Preheat oven to 180C (160C if fan forced). Lightly grease a 25cm springform pan. Line base and side with baking paper. Sprinkle half of the flaked almonds over the base of the pan.

In a medium sized bowl sift together flours and gently stir through the almond meal and set aside.

In a separate large bowl, using an electric mixer, cream butter and sugar until light and fluffy. Add eggs, one at a time, beating well after each addition. Fold in the prepared dry mix, sour cream and frozen raspberries.

Pour cake batter into the prepared tin, smooth the top and sprinkle with remaining flaked almonds.

Bake for 1 & 1/2 hours, or until a skewer inserted comes out clean. Allow cake to cool in the tin. Serve while warm.

Banana & Raspberry Bread

When I bake, I know what I like, but sometimes it is hard to tell what other people actually like.  I regularly take baked goods into work and people there can be quite effusive in their praise even at times when I don’t agree.  But I guess when someone asks for the recipe because they’ve been looking for a banana bread that is”moist but not too sticky” you know that you’re onto a winner!

Also, I just adore the combination of raspberries and bananas!

Banana & Raspberry Bread

2 egg whites
3 medium bananas, mashed until smooth
¾ cup brown sugar, firmly packed
¼ cup vegetable oil
1 ½ cups plain flour
1 ¼ teaspoons baking powder
1 teaspoon ground cinnamon
½ teaspoon bicarbonate of soda
1 ½ cups frozen raspberries

Preheat oven to 160C. Grease and line a 14x21cm loaf pan with baking paper.

 

Lightly beat egg whites until soft peaks form.  Combine egg whites, banana, sugar, and oil in a large mixing bowl.

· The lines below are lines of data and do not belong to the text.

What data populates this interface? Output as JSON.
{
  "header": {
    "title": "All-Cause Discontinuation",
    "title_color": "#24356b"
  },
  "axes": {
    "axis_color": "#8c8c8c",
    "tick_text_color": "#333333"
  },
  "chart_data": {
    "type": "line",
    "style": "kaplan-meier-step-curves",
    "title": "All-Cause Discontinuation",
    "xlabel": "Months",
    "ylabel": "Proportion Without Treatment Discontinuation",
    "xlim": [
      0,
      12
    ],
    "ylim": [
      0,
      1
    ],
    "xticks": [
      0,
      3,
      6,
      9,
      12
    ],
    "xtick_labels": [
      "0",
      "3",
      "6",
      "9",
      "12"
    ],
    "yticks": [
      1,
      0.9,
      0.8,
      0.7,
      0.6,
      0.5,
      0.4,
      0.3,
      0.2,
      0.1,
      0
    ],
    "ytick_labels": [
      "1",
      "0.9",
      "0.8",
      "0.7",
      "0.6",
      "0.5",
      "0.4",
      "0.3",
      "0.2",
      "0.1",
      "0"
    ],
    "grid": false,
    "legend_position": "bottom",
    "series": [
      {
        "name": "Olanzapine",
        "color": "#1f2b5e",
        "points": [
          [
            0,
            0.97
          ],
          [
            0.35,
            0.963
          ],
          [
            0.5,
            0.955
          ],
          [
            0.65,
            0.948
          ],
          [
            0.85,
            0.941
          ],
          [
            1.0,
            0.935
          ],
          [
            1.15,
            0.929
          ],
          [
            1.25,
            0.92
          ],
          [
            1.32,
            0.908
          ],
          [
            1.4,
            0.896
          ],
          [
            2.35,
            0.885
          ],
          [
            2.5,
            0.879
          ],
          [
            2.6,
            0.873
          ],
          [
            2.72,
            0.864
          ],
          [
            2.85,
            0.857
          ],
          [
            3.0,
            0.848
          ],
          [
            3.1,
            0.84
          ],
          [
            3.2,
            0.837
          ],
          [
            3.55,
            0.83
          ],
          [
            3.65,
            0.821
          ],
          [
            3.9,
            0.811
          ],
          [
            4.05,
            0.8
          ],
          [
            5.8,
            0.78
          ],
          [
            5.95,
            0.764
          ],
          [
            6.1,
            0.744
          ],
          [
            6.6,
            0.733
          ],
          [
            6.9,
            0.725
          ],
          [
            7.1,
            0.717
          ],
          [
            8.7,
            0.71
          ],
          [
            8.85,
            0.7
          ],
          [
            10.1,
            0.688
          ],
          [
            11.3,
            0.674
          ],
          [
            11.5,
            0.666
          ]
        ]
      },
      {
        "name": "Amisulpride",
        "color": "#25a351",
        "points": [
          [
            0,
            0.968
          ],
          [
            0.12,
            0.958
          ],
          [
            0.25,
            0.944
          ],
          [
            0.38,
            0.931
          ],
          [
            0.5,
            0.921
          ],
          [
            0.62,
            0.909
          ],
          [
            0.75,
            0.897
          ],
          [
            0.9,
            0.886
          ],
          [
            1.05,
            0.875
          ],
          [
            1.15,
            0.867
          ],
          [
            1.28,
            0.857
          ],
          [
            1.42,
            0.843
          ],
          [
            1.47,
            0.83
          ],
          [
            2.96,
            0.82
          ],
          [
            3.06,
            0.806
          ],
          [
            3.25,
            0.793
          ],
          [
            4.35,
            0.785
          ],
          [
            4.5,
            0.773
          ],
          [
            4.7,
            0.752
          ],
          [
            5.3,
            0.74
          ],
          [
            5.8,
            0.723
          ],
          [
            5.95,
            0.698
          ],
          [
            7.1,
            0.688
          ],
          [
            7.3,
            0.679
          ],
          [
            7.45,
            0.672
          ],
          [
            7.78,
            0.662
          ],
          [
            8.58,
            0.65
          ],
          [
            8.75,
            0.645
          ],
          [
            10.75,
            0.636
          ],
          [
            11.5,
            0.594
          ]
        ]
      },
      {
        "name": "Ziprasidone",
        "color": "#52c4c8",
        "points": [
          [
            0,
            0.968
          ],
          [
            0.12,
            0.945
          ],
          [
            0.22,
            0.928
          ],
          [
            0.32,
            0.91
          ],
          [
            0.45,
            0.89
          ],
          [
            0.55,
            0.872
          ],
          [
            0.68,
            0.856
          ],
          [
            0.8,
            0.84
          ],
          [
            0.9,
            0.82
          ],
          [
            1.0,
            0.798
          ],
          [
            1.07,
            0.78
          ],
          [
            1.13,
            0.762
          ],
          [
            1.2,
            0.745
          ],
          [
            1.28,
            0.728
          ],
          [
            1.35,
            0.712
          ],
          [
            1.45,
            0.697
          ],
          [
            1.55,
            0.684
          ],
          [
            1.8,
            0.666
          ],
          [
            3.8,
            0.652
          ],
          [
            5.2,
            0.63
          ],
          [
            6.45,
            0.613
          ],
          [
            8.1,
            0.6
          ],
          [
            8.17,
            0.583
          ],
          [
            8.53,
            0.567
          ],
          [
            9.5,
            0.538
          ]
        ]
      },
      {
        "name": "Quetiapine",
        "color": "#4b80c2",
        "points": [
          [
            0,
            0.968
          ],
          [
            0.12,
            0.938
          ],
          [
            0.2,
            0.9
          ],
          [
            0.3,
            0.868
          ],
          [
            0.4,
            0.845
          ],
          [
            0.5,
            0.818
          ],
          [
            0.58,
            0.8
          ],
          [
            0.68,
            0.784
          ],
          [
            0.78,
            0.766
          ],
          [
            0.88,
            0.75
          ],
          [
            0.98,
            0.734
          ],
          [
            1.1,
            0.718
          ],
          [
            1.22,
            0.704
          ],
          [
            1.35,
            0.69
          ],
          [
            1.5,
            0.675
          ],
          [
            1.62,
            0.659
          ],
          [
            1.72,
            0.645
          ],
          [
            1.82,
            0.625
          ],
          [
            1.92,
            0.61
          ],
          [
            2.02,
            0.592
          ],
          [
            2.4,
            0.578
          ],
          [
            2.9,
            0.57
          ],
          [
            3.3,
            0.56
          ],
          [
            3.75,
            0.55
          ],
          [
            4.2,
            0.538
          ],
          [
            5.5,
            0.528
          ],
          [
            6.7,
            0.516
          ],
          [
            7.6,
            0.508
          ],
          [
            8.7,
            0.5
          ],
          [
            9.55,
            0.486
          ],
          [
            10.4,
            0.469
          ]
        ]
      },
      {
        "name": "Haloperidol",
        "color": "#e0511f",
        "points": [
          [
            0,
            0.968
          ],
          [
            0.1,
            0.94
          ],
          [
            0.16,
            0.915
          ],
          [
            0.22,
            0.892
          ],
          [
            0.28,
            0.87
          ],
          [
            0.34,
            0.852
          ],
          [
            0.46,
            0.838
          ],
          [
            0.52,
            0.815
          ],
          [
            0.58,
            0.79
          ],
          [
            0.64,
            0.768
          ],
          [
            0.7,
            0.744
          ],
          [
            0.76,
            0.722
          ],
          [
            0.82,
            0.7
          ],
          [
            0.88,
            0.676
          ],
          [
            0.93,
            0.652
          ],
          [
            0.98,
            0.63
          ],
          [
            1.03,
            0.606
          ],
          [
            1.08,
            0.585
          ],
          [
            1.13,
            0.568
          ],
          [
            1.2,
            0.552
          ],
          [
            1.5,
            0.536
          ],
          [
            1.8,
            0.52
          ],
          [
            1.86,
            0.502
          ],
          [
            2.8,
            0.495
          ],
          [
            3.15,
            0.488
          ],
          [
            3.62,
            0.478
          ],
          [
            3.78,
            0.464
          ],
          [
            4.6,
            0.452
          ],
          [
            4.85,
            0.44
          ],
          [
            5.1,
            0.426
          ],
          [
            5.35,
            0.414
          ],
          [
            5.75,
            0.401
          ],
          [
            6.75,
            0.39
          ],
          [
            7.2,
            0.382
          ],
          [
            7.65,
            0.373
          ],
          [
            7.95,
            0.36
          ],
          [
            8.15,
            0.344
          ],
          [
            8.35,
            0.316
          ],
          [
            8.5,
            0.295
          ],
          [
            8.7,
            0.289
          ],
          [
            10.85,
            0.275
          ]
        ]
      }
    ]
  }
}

Sift in flour, baking powder, cinnamon, and bicarbonate of soda.

Fold together until just combined. Fold through raspberries and spoon mixture into prepared pan.

 

Bake for 1 1/4 hours, until a skewer inserted comes out clean. Cool for 5 minutes in the pan before turning out onto a wire rack to cool completely. Slice to serve.

Raspberry Muffins

Here’s a muffin recipe that’s healthy, at least as far as muffins can be healthy, and which make a great lunch box/work lunch type snack.

The nutrition content is as follows: (approx) 130 calories, 5g fat (1g sat), 18g carbs, 1g fibre.

The recipe makes about 15 muffins.

Raspberry Muffins

 

1 ½ cups self raising flour
½ teaspoon baking powder
⅓ cup traditional rolled oats
½ cup brown sugar, firmly packed
2 tablespoons milk choc chips
2 tablespoons white choc chips
1 egg
½ cup reduced fat milk
¼ cup light olive oil
1 cup frozen raspberries

 

Preheat oven to 200C. Line 1/3 cup capacity muffin muffin pan with paper cases.

Sift flour and baking powder together into a large bowl. Add oats, sugar and choc chips and stir to combine.

Whisk egg, milk and oil in a medium bowl. Pour into flour mixture. Stir until just combined. Fold through raspberries. Spoon mixture into prepared muffin pan.

Bake for 16 – 18 minutes or until a skewer inserted at centre comes out clean. Stand muffins in pan for 5 minutes. Transfer to a wire rack to cool.